Now calculate the probability of someone randomly capturing said bird on an image in that position without even seeing the bird in the first place.
At high noon in the desert, with oddly shaped surrounding clouds, which just happen to be shaped like this bird, which was invisible to the naked eye.
If one could place a wager in Las Vegas on the likelihood of such an image being captured, what would the odds be?
OK...calculate the odds of someone photographing the Sun, then of catching Venus transiting the sun, then a plane flying across the sun at the same time. I didn't see the plane when I photographed this....so does it make it a UFO as well?
originally posted by: neformore
My old grandma, bless her, had a saying;
If it looks like a duck, walks like a duck, quacks like a duck, swims on the water like a duck, eats what ducks eat, lives in a group with ducks, is called Ducky McDuck and comes from Duck Town, in Duck County, in the great state of Ducksville that forms part of the United States of Duck, then its usually a duck.
Or in this case, probably a small bird of prey.
originally posted by: htapath
originally posted by: wmd_2008
a reply to: htapath
Sorry right angles the RESOLUTION of the object is not goid enogh to claim that as for the assumption they look ridgid, again a still image with a fixed moment in time. Shaped like the clouds seems more like head in the clouds.
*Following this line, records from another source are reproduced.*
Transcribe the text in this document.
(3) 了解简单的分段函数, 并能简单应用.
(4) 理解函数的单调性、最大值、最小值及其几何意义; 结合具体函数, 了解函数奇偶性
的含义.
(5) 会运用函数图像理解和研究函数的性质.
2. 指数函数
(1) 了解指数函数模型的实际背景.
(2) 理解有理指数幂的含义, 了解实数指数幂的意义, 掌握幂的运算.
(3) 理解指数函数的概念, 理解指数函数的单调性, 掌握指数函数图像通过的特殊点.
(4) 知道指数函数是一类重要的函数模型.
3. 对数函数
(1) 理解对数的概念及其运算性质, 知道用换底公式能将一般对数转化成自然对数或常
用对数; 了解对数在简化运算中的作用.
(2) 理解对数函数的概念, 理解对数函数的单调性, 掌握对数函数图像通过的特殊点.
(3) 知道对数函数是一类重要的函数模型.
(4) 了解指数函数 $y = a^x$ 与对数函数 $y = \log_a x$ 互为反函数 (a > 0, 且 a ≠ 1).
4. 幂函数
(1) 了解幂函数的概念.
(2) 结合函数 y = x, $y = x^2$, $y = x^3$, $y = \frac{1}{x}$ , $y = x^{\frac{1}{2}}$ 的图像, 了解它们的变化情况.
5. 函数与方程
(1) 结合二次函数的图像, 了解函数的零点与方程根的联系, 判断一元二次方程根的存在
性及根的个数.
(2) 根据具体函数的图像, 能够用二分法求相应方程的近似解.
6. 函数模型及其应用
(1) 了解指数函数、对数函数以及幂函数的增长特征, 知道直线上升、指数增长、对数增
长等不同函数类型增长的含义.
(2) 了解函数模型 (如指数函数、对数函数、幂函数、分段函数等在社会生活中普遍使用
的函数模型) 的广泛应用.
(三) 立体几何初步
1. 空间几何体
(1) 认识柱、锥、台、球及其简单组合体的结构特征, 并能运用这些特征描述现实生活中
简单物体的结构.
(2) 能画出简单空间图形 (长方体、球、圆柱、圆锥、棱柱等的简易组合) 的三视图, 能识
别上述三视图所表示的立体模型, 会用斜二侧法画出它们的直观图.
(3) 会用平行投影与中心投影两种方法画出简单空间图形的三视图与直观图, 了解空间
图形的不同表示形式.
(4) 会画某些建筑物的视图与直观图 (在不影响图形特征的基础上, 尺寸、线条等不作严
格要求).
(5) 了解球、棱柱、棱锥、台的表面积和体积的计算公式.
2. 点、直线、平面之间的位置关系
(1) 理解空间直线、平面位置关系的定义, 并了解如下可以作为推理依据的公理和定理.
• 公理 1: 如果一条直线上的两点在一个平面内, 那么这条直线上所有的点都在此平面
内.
Alright then. Let's break it down into milliseconds.
How long does it take for a bird to flap its wings? Roughly one second? For how many milliseconds would you expect a birds wings to be pointing straight down?
Then multiply that number times the probability of a bird flapping its wings after reaching its desired altitude.
Now calculate the probability of someone randomly capturing said bird on an image in that position without even seeing the bird in the first place.
At high noon in the desert, with oddly shaped surrounding clouds, which just happen to be shaped like this bird, which was invisible to the naked eye.
If one could place a wager in Las Vegas on the likelihood of such an image being captured, what would the odds be?
originally posted by: gavron
OK...calculate the odds of someone photographing the Sun, then of catching Venus transiting the sun, then a plane flying across the sun at the same time.
originally posted by: CosmicRay
100% according to ZetaRediculian's calculations.